Death is a fascinating, although morbid, topic and can reveal much about a society. The ancient Roman burial practices took into account both the wealth and status of the deceased. As a result, the tombs of the wealthy were often larger and more elaborate then those of the poor. Burial was a very important part of Roman society and families would spend a significant amount of money to make sure their dead were properly honored. Being remembered after death was important in Roman society so tombs also represented the immortality of the deceased. One particularly interesting aspect of ancient Roman burial practices are the tombs of the social class of freed slaves known as libertini. These slaves, in an attempt to be remembered as wealthy and powerful, modeled their tombs after the style of the rich and noble.

VIII. Personal Obervations

I found the overwhelming desire for immortality to be the most interesting aspect of my topic. It really intrigued me how the ancient Romans were so desperate to be remembered in a favorable way that they would exaggerate their tombs, even going as far as mimicking a different social group, in order to be remembered in a positive light. It also made me think, however, about the importance of immortality. Although it’s hard to imagine it at this point in my life, while researching tombs I can’t help but wonder how I will chose to be remembered when that time comes.
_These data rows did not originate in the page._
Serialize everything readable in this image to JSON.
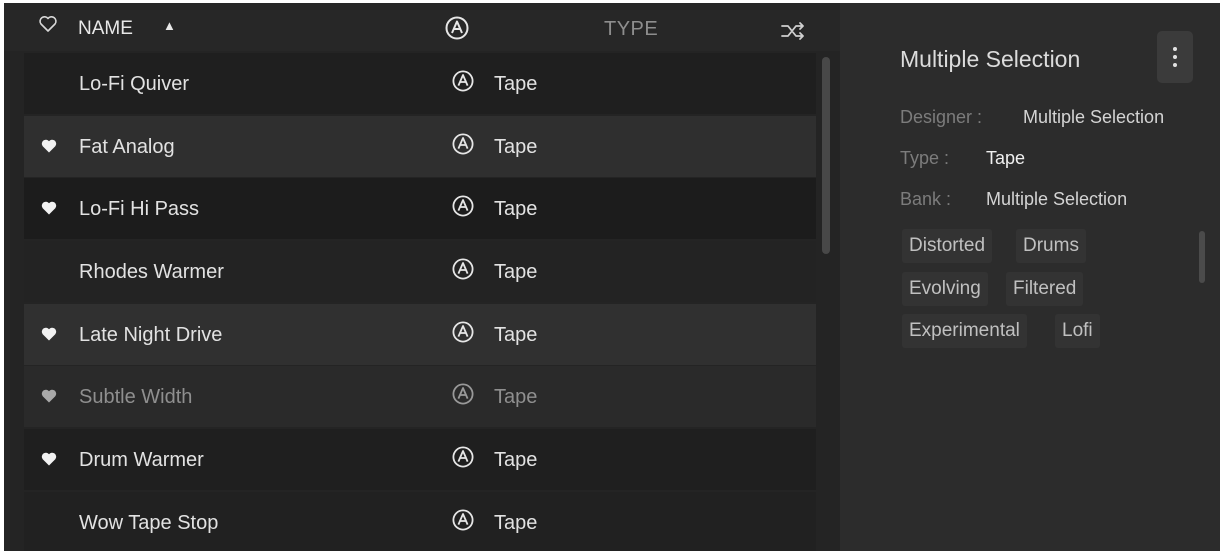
{
  "list": {
    "header": {
      "name_label": "NAME",
      "type_label": "TYPE",
      "sort_direction": "ascending",
      "fav_icon": "heart-outline-icon",
      "type_icon": "arturia-a-icon",
      "shuffle_icon": "shuffle-icon"
    },
    "rows": [
      {
        "name": "Lo-Fi Quiver",
        "type": "Tape",
        "favorite": false,
        "dim": false
      },
      {
        "name": "Fat Analog",
        "type": "Tape",
        "favorite": true,
        "dim": false
      },
      {
        "name": "Lo-Fi Hi Pass",
        "type": "Tape",
        "favorite": true,
        "dim": false
      },
      {
        "name": "Rhodes Warmer",
        "type": "Tape",
        "favorite": false,
        "dim": false
      },
      {
        "name": "Late Night Drive",
        "type": "Tape",
        "favorite": true,
        "dim": false
      },
      {
        "name": "Subtle Width",
        "type": "Tape",
        "favorite": true,
        "dim": true
      },
      {
        "name": "Drum Warmer",
        "type": "Tape",
        "favorite": true,
        "dim": false
      },
      {
        "name": "Wow Tape Stop",
        "type": "Tape",
        "favorite": false,
        "dim": false
      }
    ]
  },
  "detail": {
    "title": "Multiple Selection",
    "menu_icon": "vertical-ellipsis-icon",
    "designer_label": "Designer :",
    "designer_value": "Multiple Selection",
    "type_label": "Type :",
    "type_value": "Tape",
    "bank_label": "Bank :",
    "bank_value": "Multiple Selection",
    "tags": [
      "Distorted",
      "Drums",
      "Evolving",
      "Filtered",
      "Experimental",
      "Lofi"
    ]
  },
  "colors": {
    "background": "#242424",
    "row_light": "#2f2f2f",
    "row_dark": "#1e1e1e",
    "panel": "#2c2c2c",
    "text": "#e2e2e2",
    "text_dim": "#8f8f8f"
  }
}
It seems that every person in this world has so many accomplishments that to summarize who they were in a few words and pictures would be impossible. What aspects of my life were so noteworthy and important that they defined who I am? Only when I started thinking along these lines could I truly understand why the ancient Roman tombs are the way they are.

IX. Bibliography

Elsner, Jas. Art and Text in Roman Culture. Cambridge: Cambridge UP, 1996.

Kleiner, Diana E. New York: Garland, 1977.

Morris, Ian. Death-Ritual and Social Structure in Classic Antiquity.
New York: Cambridge UP, 1992

Ranieri, Marisa. Pompeii: The History, Life and Art of the Buried City. White Star, 2004.

Toynbee, J.m.c. Death and Burial in the Roman World. Baltimore: John Hopkins UP, 1996.